Selanjutnya rasio rata-rata 10 provinsi jumlah PNS terhadap luas wilayah adalah 10,98 PNS/km2. Rasio terbesar ada di Jakarta 105 sedangkan rasio terkecil ada Kalimantan Timur, dengan hanya 0,09. Selanjutnya apabila ditambahkan PNS seluruh kabupaten/kota di masing-masing provinsi, maka rasio rata-rata 10 provinsi adalah 13,88 PNS/km2 dimana rasio terbesar ada di Jakarta 105 dan rasio terkecil 0,62 ada di Kalimantan Timur.

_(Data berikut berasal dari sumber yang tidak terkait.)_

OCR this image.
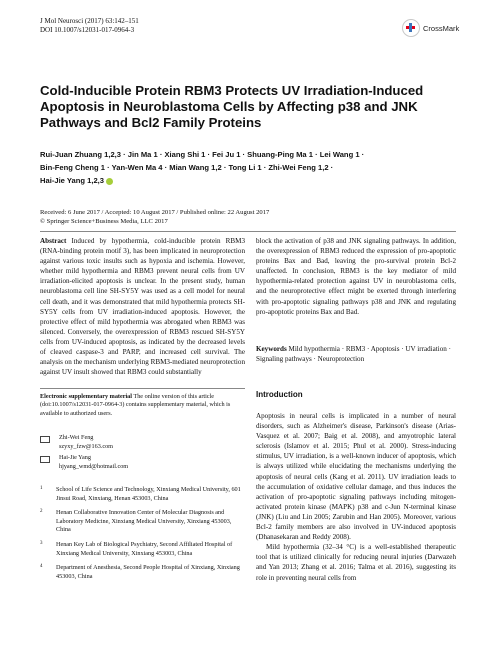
J Mol Neurosci (2017) 63:142–151
DOI 10.1007/s12031-017-0964-3	CrossMark
Cold-Inducible Protein RBM3 Protects UV Irradiation-Induced Apoptosis in Neuroblastoma Cells by Affecting p38 and JNK Pathways and Bcl2 Family Proteins
Rui-Juan Zhuang 1,2,3 · Jin Ma 1 · Xiang Shi 1 · Fei Ju 1 · Shuang-Ping Ma 1 · Lei Wang 1 ·
Bin-Feng Cheng 1 · Yan-Wen Ma 4 · Mian Wang 1,2 · Tong Li 1 · Zhi-Wei Feng 1,2 ·
Hai-Jie Yang 1,2,3
Received: 6 June 2017 / Accepted: 10 August 2017 / Published online: 22 August 2017
© Springer Science+Business Media, LLC 2017
Abstract Induced by hypothermia, cold-inducible protein RBM3 (RNA-binding protein motif 3), has been implicated in neuroprotection against various toxic insults such as hypoxia and ischemia. However, whether mild hypothermia and RBM3 prevent neural cells from UV irradiation-elicited apoptosis is unclear. In the present study, human neuroblastoma cell line SH-SY5Y was used as a cell model for neural cell death, and it was demonstrated that mild hypothermia protects SH-SY5Y cells from UV irradiation-induced apoptosis. However, the protective effect of mild hypothermia was abrogated when RBM3 was silenced. Conversely, the overexpression of RBM3 rescued SH-SY5Y cells from UV-induced apoptosis, as indicated by the decreased levels of cleaved caspase-3 and PARP, and increased cell survival. The analysis on the mechanism underlying RBM3-mediated neuroprotection against UV insult showed that RBM3 could substantially
block the activation of p38 and JNK signaling pathways. In addition, the overexpression of RBM3 reduced the expression of pro-apoptotic proteins Bax and Bad, leaving the pro-survival protein Bcl-2 unaffected. In conclusion, RBM3 is the key mediator of mild hypothermia-related protection against UV in neuroblastoma cells, and the neuroprotective effect might be exerted through interfering with pro-apoptotic signaling pathways p38 and JNK and regulating pro-apoptotic proteins Bax and Bad.
Keywords Mild hypothermia · RBM3 · Apoptosis · UV irradiation · Signaling pathways · Neuroprotection
Electronic supplementary material The online version of this article (doi:10.1007/s12031-017-0964-3) contains supplementary material, which is available to authorized users.
Zhi-Wei Feng
szyxy_fzw@163.com
Hai-Jie Yang
hjyang_wmd@hotmail.com
1	School of Life Science and Technology, Xinxiang Medical University, 601 Jinsui Road, Xinxiang, Henan 453003, China
2	Henan Collaborative Innovation Center of Molecular Diagnosis and Laboratory Medicine, Xinxiang Medical University, Xinxiang 453003, China
3	Henan Key Lab of Biological Psychiatry, Second Affiliated Hospital of Xinxiang Medical University, Xinxiang 453003, China
4	Department of Anesthesia, Second People Hospital of Xinxiang, Xinxiang 453003, China
Introduction
Apoptosis in neural cells is implicated in a number of neural disorders, such as Alzheimer's disease, Parkinson's disease (Arias-Vasquez et al. 2007; Baig et al. 2008), and amyotrophic lateral sclerosis (Islamov et al. 2015; Phul et al. 2000). Stress-inducing stimulus, UV irradiation, is a well-known inducer of apoptosis, which is always utilized while elucidating the mechanisms underlying the apoptosis of neural cells (Kang et al. 2011). UV irradiation leads to the accumulation of oxidative cellular damage, and thus induces the activation of pro-apoptotic signaling pathways including mitogen-activated protein kinase (MAPK) p38 and c-Jun N-terminal kinase (JNK) (Liu and Lin 2005; Zarubin and Han 2005). Moreover, various Bcl-2 family members are also involved in UV-induced apoptosis (Dhanasekaran and Reddy 2008).
Mild hypothermia (32–34 °C) is a well-established therapeutic tool that is utilized clinically for reducing neural injuries (Darwazeh and Yan 2013; Zhang et al. 2016; Talma et al. 2016), suggesting its role in preventing neural cells from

Yang jelas, jumlah PNS Indonesia tersebut telah membebani Rp 707 triliun keuangan negara yang mencapai 33.8% dari keseluruhan APBN dan APBD, di mana rasio belanja pegawai dan belanja pembangunan tidak proporsional (Nunu A Hamijaya, 2018). Rasio jumlah pegawai per penduduk dan beban anggarannya terhadap keuangan negara ini yang mengakibatkan besarnya desakan kuat terutama dari luar agar Indonesia melakukan debirokrasi dan deregulasi (Sofian Efendi Pramusinto, 2009).

Rasio-rasio di atas juga menunjukkan tidak proporsionalnya jumlah PNS antarprovinsi. PNS lebih terkonsentrasi di kota-kota besar, cenderung di wilayah-wilayah yang lebih maju. Hal yang juga perlu menjadi perhatian sebagaimana diungkapkan Prof. Dr. Sofian Efendi adalah kualitas PNS yang masih belum memadai/belum memenuhi standar minimal.

Hal ini di antaranya ditunjukkan oleh masih adanya PNS dengan jenjang pendidikan SD, SMP, SMA (kurang lebih 20 persen), kelompok usia relatif tua yang didominasi kelompok usia 51-65 tahun sebesar 1,6 juta orang, distribusi belum merata dan kompoisi yang tidak seimbang (Ma’ruf, Jasman, 2018).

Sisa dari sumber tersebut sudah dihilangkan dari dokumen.